8 Şubat 2018 Perşembe

YÜZÜNÜ BIRAK ASTARINA BAK


Bireyselliğin değil toplumsal ahengin öne çıktığı Japon kültüründe altı çizilen de farklar yerine benzeşiklik olmuş. Ken Mogi’ye göre bu tavrın geçmişi 17. yüzyıla uzanıyor. Japonya’nın modernleşme öncesi Edo döneminde Tokugawa Şogunluğu toplumun o zamanki görüşe göre istikrarını sağlayacak bir dizi kararname çıkarmış. Bunlardan biri de lüksten kaçınmaya ilişkinmiş. Edo ekonomisi büyüdükçe bazı tacirler çok para kazanıp savurganlaşmış. Biriktirilen lüksün böylece gözler önüne serilmesi, sınıflar arasındaki eşitsizliğin artmasından dolayı toplumsal istikrarı yıpratıcı görülmüş, aşırı harcama yasaklanmış. Zengin tacirler o günlerde karşı çıkılması söz konusu olmayan Şogunluğa görünürde boyun eğmiş. Ama zevklerini de gizlice sürdürmeyi bilmişler. Bunun için başvurulan yollardan biri, giysilerinin içyüzünde pahallı malzeme kullanırken dışını gösterişsiz tutmak olmuş.

Dışta dikkat çekmezken bireyin içyüzünü geliştirip güzelleştirmek Japonların besleye geldiği bir düşüncedir, diyor Mogi. Herhangi bir toplumda, özellikle de toplumsal gözetim bir sorun olduğunda bu tekniğe başvurulabilir diye ekliyor.

*
Sadece hayatta kalmak değil, anlam, değer duygusunu da yaşatmak konusunda esnekliği ve yaratıcılığıyla insan su misali. Önü burada tıkansa yolu dolandırıp menzile yöneliyor.

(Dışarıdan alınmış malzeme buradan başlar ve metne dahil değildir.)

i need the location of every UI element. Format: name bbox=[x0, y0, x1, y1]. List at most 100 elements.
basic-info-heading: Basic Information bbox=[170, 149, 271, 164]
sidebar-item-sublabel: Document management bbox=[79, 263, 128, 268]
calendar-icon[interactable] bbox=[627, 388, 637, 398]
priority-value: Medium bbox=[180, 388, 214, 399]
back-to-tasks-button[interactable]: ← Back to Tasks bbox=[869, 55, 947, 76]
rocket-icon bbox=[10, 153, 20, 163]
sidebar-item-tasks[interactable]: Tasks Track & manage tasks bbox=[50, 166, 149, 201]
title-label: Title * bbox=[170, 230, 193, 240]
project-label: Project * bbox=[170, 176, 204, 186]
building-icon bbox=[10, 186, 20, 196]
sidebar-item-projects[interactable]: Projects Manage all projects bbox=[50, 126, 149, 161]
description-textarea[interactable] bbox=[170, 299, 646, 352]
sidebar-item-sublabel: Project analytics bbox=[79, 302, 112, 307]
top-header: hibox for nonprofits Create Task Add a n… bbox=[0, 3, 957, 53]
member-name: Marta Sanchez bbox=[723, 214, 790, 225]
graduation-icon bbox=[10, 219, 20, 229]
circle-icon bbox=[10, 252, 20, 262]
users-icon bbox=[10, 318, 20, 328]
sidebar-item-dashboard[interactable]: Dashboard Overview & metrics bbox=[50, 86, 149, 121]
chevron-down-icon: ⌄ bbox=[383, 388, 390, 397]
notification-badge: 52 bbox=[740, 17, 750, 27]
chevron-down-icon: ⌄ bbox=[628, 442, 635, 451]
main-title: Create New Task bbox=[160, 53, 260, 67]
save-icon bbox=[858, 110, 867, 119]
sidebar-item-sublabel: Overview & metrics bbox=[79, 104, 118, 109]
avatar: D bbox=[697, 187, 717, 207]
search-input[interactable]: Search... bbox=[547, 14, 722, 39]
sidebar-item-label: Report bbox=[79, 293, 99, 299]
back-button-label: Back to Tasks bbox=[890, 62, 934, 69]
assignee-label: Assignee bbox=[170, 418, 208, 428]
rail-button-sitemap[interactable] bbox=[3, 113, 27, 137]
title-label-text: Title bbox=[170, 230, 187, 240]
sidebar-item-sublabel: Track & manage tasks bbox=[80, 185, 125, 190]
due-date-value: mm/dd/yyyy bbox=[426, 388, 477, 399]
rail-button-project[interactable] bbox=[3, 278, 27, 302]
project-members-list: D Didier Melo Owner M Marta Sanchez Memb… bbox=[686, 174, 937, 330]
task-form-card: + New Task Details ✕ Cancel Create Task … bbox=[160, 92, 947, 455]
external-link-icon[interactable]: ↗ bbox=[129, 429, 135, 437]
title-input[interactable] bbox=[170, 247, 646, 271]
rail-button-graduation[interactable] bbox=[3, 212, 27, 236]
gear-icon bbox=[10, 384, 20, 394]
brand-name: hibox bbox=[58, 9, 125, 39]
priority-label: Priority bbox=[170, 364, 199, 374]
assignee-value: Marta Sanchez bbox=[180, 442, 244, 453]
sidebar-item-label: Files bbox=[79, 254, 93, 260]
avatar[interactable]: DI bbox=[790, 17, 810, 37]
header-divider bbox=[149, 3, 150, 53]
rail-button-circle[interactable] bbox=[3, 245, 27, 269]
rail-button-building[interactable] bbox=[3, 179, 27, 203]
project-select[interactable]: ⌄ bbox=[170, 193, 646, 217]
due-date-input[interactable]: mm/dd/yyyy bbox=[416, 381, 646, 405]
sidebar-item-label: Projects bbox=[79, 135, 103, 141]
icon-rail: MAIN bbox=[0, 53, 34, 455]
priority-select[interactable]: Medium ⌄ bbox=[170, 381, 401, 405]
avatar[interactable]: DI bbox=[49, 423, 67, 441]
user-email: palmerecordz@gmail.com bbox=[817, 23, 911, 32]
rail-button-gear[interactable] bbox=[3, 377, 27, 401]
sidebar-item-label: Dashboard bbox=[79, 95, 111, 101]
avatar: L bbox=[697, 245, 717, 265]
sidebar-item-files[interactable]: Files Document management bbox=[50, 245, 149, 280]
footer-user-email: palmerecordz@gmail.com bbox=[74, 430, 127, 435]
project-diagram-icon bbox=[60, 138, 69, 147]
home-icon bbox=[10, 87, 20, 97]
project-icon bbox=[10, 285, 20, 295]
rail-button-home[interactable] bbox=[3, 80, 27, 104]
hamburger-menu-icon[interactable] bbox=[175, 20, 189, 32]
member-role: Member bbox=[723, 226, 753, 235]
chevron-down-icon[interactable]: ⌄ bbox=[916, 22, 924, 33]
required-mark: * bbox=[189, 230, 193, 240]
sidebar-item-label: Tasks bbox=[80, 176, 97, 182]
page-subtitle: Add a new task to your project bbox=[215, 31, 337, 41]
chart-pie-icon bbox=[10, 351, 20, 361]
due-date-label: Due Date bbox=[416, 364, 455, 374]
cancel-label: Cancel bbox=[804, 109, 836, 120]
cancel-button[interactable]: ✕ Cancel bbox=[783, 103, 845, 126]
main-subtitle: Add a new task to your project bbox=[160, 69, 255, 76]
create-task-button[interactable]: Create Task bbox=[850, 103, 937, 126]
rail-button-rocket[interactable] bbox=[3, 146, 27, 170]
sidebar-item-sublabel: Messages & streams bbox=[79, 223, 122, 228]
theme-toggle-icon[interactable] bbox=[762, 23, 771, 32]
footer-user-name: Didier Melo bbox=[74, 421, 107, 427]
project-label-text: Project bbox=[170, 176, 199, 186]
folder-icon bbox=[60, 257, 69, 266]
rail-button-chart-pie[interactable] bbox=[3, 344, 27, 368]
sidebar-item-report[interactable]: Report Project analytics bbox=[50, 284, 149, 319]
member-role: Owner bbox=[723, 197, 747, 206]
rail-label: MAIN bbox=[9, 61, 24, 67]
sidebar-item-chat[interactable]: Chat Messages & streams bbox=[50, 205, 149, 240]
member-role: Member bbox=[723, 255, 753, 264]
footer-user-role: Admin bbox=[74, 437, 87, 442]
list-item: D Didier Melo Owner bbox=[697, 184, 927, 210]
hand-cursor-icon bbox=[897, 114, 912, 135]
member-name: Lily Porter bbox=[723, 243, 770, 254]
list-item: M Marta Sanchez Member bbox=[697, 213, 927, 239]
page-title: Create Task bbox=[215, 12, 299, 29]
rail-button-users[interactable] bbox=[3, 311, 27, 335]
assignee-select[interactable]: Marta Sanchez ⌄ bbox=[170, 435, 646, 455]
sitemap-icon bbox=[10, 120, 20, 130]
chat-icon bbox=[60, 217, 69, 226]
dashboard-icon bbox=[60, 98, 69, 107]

Zorbaların anlayamadığı da bu olagelmiş. Akışkanın yolunu katılıkla kesemezsin. Buhar olur, buz olur, sel olur, damlaya damlaya yeryüzünü biçimlendirir. Zorbanın ise aklı ile düş gücü ırmağın yatağını kayalarla kesmekten öteye gitmez. Gidebilse adına zorba denmezdi.

Japonların dışa gösterişsiz, içi alabildiğine derin ve zengin olabilen bu gelişme biçiminde, hayatın yüzeyi kararıp kabuklaştığında, ışığı, neşeyi, umudu karartan bu kabukla birlikte kavrulmamanın esinini gördüm.